Putins Regime kann als eine Gruppe von Clans beschrieben werden, die aus staatlich dominierten Unternehmen wie Gazprom, Rosneft, Vneshtorgbank, Rosoboronexport und den Russischen Eisenbahnen sowie den Sicherheitsbehörden besteht. Seine vornehmlich aus St. Petersburg stammenden Spießgesellen vom KGB kontrollieren diese Institutionen und beziehen daraus Schmiergelder in enormer Höhe. Gleichzeitig hat Putin sichergestellt, dass alle Akteure einander hassen, so dass sie ihn als Schiedsrichter oder Paten brauchen.

In einem sensationellen Interview mit der russischen Zeitung Kommersant vor der Wahl erklärte einer dieser vorher unbekannten KGB-Manager, wie man staatliche Erpressung gegen private Unternehmen einsetzt, um eine „samtene Reprivatisierung“ durch staatliche Raubzüge zu erreichen. Angaben der Europäischen Bank für Wiederaufbau und Entwicklung zufolge sank der aus dem privaten Sektor stammende Anteil am BIP unter Putin von 70 auf 65 Prozent. Es ist wahrscheinlich, dass sich die Wiederverstaatlichung durch Erpressung noch beschleunigen wird.

Diese Wiederverstaatlichung wurde nicht ideologisch, sondern eher zynisch begründet: Sinn und Zweck der Übung ist schlicht, Spitzenfunktionären im Kreml Einnahmen aus Korruption zu verschaffen. Obwohl die Korruption in den meisten Teilen der ehemaligen Sowjetunion sank, ist sie in Russland seit 2004 sprunghaft angestiegen, sie wird zunehmend rational begründet und tritt auch geballter auf. Keiner von Putins Schlüsselfiguren im KGB wurde verhaftet oder gar degradiert.
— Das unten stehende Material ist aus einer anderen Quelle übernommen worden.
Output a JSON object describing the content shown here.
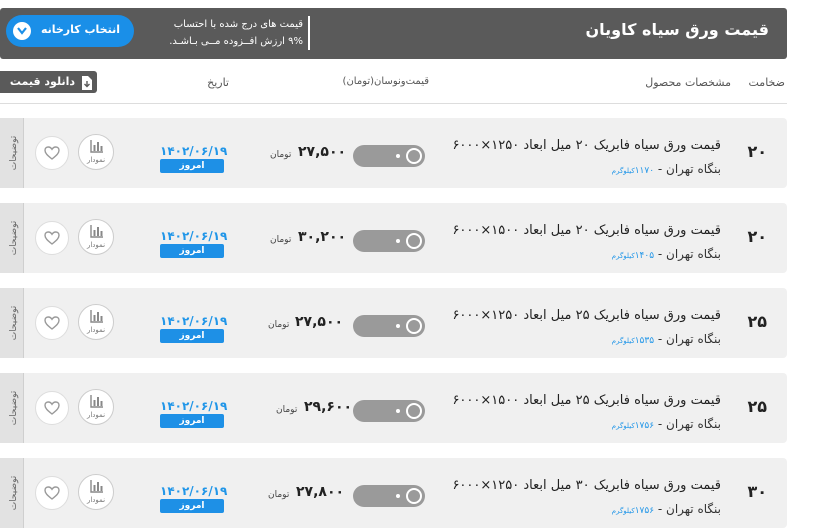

Nachdem die Wiederverstaatlichung an Dynamik zulegte, veränderte sich auch die Rhetorik in der öffentlichen wirtschaftspolitischen Debatte und nahm dirigistische Züge an. Heute bevorzugt Putin Protektionismus, staatliche Intervention und Subventionen. In diesem Klima sind fortschreitende Strukturreformen nicht wahrscheinlich.

Mit der Anhäufung riesiger Haushalts- und Leistungsbilanzüberschüsse verfolgte Russland bis vor Kurzem eine erstaunlich konservative makroökonomische Politik. Man bezahlte die Auslandsschulden und legte Devisenreserven in Höhe von 450 Milliarden Dollar an.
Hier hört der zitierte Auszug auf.